Darüber hinaus kann die Aufsichtsbehörde Abweichungen vom Verbot der Sonn- und Feiertagsbeschäftigung im dringenden öffentlichen Interesse bewilligen.[9] Die Bedeutung dieses Ausnahmetatbestands im Bereich der Sonn- und Feiertagsbeschäftigung ist allerdings gering. Beschäftigungspolitische Aspekte (Schaffung oder Sicherung von Arbeitsplätzen) sind vor dem Hintergrund des verfassungsrechtlichen Gebots des Sonn- und Feiertagsschutzes in der Regel nicht ausreichend.
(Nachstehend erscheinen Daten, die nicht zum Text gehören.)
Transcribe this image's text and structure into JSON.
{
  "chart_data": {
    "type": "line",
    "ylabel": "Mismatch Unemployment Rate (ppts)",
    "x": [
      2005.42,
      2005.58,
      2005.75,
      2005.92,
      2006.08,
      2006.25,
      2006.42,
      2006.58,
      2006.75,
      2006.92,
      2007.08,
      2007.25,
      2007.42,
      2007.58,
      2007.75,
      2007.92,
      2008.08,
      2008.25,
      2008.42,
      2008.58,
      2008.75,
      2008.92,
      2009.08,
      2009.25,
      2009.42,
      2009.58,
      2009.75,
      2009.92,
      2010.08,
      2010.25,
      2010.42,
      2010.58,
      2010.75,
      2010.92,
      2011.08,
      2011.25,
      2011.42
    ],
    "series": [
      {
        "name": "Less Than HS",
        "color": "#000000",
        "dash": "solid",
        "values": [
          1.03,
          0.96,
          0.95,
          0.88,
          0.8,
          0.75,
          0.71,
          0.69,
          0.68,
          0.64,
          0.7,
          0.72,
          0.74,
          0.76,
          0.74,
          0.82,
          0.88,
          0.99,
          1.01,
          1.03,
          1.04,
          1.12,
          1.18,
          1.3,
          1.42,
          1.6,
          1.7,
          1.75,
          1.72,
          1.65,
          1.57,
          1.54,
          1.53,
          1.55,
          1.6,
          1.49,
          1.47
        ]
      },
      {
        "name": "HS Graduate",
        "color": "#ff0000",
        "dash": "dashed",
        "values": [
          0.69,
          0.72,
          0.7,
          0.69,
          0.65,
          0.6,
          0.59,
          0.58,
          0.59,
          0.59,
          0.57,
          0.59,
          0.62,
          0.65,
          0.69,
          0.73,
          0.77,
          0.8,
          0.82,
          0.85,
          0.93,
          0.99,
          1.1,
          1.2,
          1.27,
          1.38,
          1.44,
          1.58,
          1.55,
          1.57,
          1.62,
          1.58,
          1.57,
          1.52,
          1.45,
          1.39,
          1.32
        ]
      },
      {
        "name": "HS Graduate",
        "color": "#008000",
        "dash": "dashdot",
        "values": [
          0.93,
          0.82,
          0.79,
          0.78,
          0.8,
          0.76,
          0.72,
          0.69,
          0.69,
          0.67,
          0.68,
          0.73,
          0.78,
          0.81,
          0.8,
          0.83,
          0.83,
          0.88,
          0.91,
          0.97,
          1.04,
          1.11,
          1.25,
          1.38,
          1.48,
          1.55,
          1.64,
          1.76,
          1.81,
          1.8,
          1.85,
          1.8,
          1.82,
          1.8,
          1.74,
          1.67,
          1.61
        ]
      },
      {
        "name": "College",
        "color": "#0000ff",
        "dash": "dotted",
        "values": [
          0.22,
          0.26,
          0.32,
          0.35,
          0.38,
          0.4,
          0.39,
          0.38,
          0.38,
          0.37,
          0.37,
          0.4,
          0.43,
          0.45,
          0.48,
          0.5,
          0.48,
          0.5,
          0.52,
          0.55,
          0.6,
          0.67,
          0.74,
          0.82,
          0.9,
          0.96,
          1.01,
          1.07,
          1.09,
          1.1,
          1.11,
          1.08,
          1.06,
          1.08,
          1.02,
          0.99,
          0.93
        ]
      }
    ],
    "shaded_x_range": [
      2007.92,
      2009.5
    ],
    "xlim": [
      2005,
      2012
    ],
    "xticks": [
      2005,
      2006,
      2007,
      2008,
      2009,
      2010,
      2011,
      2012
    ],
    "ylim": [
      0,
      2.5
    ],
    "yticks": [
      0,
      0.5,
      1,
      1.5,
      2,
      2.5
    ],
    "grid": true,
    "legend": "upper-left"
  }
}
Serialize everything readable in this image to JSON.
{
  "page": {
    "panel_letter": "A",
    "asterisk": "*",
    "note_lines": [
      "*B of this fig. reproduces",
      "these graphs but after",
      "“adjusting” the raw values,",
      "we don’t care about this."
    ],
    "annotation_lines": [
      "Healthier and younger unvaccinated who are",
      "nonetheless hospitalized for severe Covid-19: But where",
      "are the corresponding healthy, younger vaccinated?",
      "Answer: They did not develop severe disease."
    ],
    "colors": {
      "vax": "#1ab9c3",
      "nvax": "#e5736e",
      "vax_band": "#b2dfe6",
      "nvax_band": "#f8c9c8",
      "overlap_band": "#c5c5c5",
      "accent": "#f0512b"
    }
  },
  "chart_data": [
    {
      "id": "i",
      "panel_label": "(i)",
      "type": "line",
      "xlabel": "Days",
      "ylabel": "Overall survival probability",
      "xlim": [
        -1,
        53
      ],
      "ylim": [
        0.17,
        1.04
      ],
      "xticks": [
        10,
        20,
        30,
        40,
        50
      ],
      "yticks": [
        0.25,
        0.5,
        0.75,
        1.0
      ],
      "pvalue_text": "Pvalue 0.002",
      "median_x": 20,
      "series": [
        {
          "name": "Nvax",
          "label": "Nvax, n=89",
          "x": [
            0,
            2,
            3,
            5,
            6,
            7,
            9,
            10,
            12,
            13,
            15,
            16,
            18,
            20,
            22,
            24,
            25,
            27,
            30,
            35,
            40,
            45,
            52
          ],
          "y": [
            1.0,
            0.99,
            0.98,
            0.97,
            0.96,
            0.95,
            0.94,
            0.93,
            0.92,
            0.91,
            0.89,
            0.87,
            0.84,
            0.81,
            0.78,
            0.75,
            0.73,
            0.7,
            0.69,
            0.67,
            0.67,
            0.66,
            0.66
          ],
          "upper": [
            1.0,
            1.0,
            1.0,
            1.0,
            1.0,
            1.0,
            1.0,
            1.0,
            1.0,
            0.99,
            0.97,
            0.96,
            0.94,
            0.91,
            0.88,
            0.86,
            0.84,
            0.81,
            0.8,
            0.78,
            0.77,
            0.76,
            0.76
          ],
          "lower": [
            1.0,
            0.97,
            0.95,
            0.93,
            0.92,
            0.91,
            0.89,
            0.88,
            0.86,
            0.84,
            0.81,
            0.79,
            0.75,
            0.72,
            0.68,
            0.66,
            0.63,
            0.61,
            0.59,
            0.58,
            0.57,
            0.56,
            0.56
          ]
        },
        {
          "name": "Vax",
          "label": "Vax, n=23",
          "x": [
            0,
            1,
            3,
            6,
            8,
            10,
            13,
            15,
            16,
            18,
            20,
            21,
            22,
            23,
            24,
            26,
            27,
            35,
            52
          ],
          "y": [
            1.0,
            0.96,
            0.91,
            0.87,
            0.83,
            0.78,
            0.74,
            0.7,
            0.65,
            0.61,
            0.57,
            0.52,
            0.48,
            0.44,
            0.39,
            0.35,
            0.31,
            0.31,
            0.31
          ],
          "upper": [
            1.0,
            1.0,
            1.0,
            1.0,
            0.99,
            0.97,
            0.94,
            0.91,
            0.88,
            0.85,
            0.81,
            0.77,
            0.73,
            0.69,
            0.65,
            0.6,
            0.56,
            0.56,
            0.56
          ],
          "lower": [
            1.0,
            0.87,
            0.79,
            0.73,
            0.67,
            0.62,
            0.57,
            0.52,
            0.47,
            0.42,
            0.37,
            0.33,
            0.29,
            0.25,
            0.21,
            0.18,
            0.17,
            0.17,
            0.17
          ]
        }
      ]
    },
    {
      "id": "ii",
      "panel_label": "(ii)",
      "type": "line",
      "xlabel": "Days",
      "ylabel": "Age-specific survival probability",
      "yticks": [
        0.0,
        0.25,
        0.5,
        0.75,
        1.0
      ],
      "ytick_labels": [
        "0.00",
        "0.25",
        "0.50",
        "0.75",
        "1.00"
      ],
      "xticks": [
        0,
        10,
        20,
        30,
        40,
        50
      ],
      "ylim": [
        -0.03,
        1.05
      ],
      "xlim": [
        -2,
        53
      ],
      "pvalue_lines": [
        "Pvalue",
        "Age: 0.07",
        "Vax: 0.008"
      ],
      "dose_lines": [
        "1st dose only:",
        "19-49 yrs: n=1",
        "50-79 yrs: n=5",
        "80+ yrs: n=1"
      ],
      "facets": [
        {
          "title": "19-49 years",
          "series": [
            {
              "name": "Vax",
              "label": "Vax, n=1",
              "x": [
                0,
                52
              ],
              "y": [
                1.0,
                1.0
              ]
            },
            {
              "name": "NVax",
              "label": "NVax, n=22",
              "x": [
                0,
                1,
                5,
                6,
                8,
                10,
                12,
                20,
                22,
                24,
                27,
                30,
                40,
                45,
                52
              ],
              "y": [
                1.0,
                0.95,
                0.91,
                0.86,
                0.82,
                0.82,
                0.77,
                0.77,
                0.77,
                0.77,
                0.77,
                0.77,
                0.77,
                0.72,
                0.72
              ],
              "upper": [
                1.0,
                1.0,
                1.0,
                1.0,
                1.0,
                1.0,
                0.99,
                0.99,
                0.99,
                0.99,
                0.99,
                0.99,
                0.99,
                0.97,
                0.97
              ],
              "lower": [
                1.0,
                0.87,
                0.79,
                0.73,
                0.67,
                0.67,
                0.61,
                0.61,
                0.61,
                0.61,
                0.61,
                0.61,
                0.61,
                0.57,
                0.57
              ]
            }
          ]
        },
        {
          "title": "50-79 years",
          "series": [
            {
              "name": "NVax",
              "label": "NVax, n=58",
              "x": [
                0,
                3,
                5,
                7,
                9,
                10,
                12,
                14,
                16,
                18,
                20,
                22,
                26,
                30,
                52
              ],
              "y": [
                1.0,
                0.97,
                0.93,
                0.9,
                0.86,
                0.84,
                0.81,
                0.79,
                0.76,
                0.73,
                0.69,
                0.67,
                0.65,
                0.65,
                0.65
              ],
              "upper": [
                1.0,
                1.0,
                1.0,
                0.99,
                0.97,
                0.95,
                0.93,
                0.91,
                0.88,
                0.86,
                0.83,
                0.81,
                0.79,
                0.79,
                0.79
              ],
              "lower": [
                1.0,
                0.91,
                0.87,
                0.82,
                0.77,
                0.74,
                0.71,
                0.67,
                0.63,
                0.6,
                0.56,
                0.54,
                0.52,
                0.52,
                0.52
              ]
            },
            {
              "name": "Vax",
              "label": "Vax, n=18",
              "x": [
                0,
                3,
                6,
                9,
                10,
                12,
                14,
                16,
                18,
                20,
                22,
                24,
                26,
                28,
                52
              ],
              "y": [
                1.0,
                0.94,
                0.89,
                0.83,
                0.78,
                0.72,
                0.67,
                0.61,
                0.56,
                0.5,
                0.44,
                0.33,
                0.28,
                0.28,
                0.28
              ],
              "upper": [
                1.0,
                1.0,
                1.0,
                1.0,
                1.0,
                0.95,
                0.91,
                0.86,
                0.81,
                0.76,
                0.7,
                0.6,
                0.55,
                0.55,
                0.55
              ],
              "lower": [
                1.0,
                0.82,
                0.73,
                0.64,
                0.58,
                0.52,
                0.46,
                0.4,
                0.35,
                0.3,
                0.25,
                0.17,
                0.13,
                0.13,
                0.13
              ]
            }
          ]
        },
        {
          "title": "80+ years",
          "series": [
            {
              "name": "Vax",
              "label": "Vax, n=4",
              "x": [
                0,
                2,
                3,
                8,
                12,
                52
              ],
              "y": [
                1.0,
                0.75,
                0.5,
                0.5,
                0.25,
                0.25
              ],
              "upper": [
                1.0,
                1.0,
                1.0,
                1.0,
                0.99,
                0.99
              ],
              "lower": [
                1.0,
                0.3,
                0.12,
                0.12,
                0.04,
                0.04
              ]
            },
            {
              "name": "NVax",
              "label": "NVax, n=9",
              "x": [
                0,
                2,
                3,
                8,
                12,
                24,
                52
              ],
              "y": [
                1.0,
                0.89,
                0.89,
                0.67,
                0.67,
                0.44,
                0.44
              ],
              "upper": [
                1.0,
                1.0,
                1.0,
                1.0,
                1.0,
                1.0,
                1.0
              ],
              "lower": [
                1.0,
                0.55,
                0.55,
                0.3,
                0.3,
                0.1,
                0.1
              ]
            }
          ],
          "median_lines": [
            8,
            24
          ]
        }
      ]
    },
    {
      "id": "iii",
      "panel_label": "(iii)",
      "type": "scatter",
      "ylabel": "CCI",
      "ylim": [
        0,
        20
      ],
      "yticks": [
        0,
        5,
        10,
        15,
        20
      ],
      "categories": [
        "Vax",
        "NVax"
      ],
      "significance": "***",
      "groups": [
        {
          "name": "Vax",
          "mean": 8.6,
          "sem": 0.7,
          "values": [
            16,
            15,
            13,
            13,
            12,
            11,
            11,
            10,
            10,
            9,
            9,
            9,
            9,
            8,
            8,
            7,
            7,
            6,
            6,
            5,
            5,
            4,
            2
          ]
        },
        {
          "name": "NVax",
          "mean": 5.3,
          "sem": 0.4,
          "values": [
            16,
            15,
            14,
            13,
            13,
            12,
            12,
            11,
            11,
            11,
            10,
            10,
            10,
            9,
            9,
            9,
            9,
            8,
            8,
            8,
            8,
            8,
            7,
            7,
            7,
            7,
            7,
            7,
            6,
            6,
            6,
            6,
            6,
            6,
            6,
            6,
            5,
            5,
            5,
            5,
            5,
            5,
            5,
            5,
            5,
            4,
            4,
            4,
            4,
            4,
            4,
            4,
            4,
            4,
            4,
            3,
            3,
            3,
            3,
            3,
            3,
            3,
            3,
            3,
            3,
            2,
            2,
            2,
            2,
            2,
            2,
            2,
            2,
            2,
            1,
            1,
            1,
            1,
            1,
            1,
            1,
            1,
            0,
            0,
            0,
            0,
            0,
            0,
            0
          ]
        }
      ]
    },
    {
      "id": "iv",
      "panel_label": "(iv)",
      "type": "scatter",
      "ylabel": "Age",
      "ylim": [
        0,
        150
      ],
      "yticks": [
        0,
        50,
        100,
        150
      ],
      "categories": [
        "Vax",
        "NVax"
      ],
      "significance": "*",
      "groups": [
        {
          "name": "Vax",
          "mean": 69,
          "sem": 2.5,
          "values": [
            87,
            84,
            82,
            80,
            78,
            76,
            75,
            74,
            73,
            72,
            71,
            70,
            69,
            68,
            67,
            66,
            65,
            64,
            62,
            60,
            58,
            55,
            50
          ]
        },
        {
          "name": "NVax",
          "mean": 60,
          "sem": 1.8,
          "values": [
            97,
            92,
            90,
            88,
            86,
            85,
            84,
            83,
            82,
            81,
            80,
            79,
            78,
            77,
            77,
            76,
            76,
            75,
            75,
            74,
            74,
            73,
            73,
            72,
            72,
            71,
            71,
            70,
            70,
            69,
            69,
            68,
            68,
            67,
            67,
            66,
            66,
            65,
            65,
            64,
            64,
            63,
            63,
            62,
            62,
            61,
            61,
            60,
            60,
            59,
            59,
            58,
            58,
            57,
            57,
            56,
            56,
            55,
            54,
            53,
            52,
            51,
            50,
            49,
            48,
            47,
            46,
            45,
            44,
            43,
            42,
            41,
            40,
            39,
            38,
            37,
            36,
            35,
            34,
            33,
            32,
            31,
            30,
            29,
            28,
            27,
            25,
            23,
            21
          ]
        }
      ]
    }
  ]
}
Auch die Aufholung streikbedingter Rückstände bei der Erbringung von Dienstleistungen für die Allgemeinheit stellt kein dringendes öffentliches Interesse dar.[10]

Außerdem können Aufsichtsbehörden durch sog. Allgemeinverfügungen i. S. d. § 15 Abs. 2 ArbZG gleichsam "Pauschalbewilligungen" für Abweichungen von arbeitszeitgesetzlichen Bestimmungen erteilen. Die entsprechenden Abweichungen müssen dann nicht mehr individuell beantragt werden.
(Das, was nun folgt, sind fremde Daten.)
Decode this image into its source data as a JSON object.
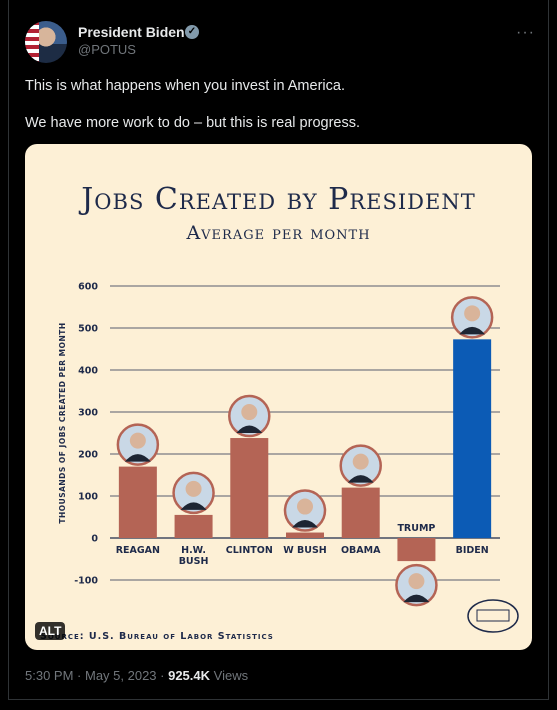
{
  "tweet": {
    "author_name": "President Biden",
    "verified_icon": "verified-badge-icon",
    "handle": "@POTUS",
    "more_icon": "more-dots-icon",
    "line1": "This is what happens when you invest in America.",
    "line2": "We have more work to do – but this is real progress.",
    "alt_label": "ALT",
    "time": "5:30 PM",
    "date": "May 5, 2023",
    "views_count": "925.4K",
    "views_label": "Views"
  },
  "image": {
    "title": "Jobs Created by President",
    "subtitle": "Average per month",
    "source": "Source: U.S. Bureau of Labor Statistics",
    "seal_icon": "white-house-seal-icon",
    "bar_color": "#b46455",
    "highlight_color": "#0c5bb5"
  },
  "chart_data": {
    "type": "bar",
    "categories": [
      "REAGAN",
      "H.W. BUSH",
      "CLINTON",
      "W BUSH",
      "OBAMA",
      "TRUMP",
      "BIDEN"
    ],
    "values": [
      170,
      55,
      238,
      13,
      120,
      -55,
      473
    ],
    "highlight": "BIDEN",
    "ylabel": "Thousands of Jobs Created per Month",
    "ylim": [
      -100,
      600
    ],
    "yticks": [
      -100,
      0,
      100,
      200,
      300,
      400,
      500,
      600
    ],
    "grid": true
  }
}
[1] Die Bewilligung gemäß § 13 Abs. 5 ArbZG (Beschäftigungssicherung bei Beeinträchtigung der Konkurrenzfähigkeit aufgrund längerer ausländischer Betriebszeiten) muss bei Vorliegen der Voraussetzungen erteilt werden.
[4] Vgl. OVG Münster, Beschluss v. 18.12.2015, 4 B 1465/15 (keine Bewilligung der Beschäftigung von Arbeitnehmern eines Logistikzentrums am 4. Adventssonntag zulässig); sowie OVG Münster, Urteil v. 11.12.2019, 4 A 738/18 (Klagebefugnis einer Gewerkschaft gegenüber einer erteilten Bewilligung zur Sonn- und Feiertagsbeschäftigung).
[8] BGBl. III 2-8312.
[10] Vgl. etwa OVG Münster, Urteile v. 10.7.2015, 4 B 791/15 und 792/15 (Postbeförderung).